Durante o segundo dia dos passeios de três dias do Salar de Uyuni, as caravanas de jipe deixam o sal para trás para subir ainda mais alto até os Andes áridos no caminho para a fronteira com o Chile. Entre vulcões imponentes e campos de quinoa, alguns pequenos vilarejos pimentam esta paisagem de beleza agreste e extremamente remota. O destaque aqui é a Reserva Nacional da Fauna Andina Eduardo Avaroa, uma reserva de 714.000 hectares destinada a proteger dezenas de espécies de aves, incluindo três espécies rústicas de flamingos endêmicos.

A invulgar cor vermelha da Laguna Colorada é causada por algas. Crédito: Terri Cook e Lon Abbott.

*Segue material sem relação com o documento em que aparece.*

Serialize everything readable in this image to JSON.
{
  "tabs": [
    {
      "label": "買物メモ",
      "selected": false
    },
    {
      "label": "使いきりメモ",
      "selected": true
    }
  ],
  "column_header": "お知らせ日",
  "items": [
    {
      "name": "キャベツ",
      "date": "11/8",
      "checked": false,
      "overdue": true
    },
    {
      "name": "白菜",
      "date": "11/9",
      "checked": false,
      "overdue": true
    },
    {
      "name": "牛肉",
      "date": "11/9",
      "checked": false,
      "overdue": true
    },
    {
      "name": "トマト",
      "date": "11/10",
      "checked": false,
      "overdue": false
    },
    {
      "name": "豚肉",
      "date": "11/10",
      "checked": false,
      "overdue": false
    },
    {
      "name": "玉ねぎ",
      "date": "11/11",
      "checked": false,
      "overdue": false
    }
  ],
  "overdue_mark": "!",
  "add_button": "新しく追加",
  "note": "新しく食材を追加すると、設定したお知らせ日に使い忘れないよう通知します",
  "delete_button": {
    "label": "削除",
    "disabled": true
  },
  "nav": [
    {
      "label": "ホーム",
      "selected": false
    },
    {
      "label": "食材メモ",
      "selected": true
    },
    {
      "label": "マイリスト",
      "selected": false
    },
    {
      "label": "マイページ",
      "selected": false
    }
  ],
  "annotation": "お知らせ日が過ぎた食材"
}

A reserva é mais conhecida por seus lagos coloridos, incluindo a Laguna Colorada, cuja cor vermelha viva vem das algas e contrasta fortemente com o céu azul, depósitos de bórax branco dentro e ao redor da lagoa, e – se você tiver a sorte de vê-los – dezenas de flamingos cor-de-rosa se pavoneiam em águas muito rasas. Outra cena dramática espera os visitantes da Laguna Verde da reserva, onde uma lagoa verde-teal – cuja tonalidade vem de suas altas concentrações de carbonatos combinados com metais pesados dissolvidos, incluindo cobre, arsênico e chumbo – se encontra sob o cone clássico do Vulcão Licancabur de 5.868 metros de altura.

O campo geotérmico Sol de Mañana, que tem lamas e fumarolas em ebulição mas sem géiseres, está entre os campos geotérmicos mais altos da Terra. Crédito: Terri Cook e Lon Abbott.

Tanto perto estão duas outras atrações: a Árvore da Pedra, uma rocha que foi esculpida pelo vento em forma de árvore que lembra uma ilustração do Dr. Seuss, e o campo geotérmico Sol de Mañana, onde se pode passear entre panelas de lama fervente e fumarolas fumegantes. As nuvens de vapor e o cheiro de enxofre, juntamente com a elevação de 4.850 metros de altura e a falta de quaisquer características de segurança, só contribuem para a sensação surreal de uma aventura de céu elevado nesta espetacular parte dos Andes.